Herbert Woodberry (1745–1809) was an American privateer from Beverly, Massachusetts who was in command of the Brigantine Hope (60 tons, 6 guns) in the Raid on Lunenburg (1782). Woodberry and his crew also have the rare distinction of being captured by the British only to escape and then recapture their own ship and seize their captors.

== Career ==
In 1780, Woodberry was commissioned master of a brigantine, Fanny, with 6 guns, 15 men, and a letter of marque. On May 28, 1781, Fanny was captured by H.B.M. Providence.

Woodberry took command of the MA Hope on May 28, 1782.

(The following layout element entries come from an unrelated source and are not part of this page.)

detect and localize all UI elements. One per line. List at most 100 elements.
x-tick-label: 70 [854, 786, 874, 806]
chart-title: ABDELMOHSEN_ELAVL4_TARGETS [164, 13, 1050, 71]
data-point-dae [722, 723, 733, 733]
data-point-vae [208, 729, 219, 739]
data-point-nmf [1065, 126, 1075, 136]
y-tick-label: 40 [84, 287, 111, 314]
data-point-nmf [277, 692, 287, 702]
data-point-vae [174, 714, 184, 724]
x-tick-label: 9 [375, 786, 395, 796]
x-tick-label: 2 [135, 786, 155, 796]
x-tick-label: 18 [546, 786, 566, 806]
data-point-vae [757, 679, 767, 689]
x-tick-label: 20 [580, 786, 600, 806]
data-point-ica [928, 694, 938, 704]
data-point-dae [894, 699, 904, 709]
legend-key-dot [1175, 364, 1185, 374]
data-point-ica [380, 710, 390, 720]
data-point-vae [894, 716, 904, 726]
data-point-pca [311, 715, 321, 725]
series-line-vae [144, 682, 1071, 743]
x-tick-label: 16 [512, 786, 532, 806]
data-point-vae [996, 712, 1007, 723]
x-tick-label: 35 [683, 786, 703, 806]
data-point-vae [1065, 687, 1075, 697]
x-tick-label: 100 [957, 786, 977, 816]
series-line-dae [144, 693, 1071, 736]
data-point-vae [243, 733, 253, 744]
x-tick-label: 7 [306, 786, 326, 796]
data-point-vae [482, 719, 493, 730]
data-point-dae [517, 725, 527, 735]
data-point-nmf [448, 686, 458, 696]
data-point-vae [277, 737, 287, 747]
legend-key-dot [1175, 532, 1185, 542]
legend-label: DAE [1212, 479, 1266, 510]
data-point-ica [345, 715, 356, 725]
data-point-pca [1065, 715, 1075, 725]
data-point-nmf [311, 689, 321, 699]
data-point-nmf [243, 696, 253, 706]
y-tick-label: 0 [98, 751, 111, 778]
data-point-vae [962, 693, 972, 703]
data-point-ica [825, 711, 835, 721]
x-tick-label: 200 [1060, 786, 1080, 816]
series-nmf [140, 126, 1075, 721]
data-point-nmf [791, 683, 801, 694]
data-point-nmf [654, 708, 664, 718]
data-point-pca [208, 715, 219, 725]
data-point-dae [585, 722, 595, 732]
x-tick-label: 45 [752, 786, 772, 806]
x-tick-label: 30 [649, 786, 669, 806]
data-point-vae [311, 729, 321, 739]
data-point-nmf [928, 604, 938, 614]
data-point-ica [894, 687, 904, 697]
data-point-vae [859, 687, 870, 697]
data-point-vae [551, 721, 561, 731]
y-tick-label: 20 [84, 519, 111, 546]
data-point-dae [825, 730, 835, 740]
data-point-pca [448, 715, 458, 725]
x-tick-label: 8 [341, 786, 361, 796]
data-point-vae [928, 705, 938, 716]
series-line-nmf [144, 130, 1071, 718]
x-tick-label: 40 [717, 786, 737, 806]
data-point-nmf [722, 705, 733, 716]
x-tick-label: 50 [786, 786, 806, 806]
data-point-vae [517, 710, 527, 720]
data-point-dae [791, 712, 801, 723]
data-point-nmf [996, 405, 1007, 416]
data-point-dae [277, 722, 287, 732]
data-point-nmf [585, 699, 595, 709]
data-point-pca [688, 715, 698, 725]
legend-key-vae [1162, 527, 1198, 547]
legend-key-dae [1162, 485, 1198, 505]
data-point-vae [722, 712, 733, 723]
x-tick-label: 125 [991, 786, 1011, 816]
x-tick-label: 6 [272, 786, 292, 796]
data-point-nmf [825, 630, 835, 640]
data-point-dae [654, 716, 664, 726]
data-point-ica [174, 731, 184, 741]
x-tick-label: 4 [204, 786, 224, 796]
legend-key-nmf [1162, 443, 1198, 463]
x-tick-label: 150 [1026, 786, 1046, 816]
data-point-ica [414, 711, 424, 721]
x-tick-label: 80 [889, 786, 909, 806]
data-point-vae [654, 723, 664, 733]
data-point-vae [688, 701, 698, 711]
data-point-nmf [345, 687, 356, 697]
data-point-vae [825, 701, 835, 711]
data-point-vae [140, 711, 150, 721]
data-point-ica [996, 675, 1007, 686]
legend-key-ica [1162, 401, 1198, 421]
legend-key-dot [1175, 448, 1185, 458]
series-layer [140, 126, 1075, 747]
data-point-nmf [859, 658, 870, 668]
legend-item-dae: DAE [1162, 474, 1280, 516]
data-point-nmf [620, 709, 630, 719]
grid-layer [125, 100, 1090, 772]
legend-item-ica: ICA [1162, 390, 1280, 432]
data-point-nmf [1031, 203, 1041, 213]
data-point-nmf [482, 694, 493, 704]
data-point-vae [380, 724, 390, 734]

On June 30, 1782, Woodbury, commanding the Brigantine MA Hope, was involved in gathering intelligence in Chester, Nova Scotia. The following day he was involved in the Raid on Lunenburg.

On September 25, 1782, Woodbury was cruising off the coast of Newfoundland and the Hope (35 men) was taken by the Nova Scotia privateer Prince Edward (160 tons, 16 guns, 60 men), under the command of Captain Simmonds. (The Prince Edward was formerly the American privateer the Wilkes from Gloucester that had been captured and renamed by the British.) The Hero crew was brought on board the Nova Scotian privateer. Prince Edward led the Hope into Chateau Bay, Labrador. While in port the Captains went fishing and the crew of the Hero overtook the crew of the Prince Edward. Upon the commander's return from fishing, Commander Simmonds was taken prisoner. The prisoners were let go but the Prince Edward was taken back to the Beverly and was sold at auction.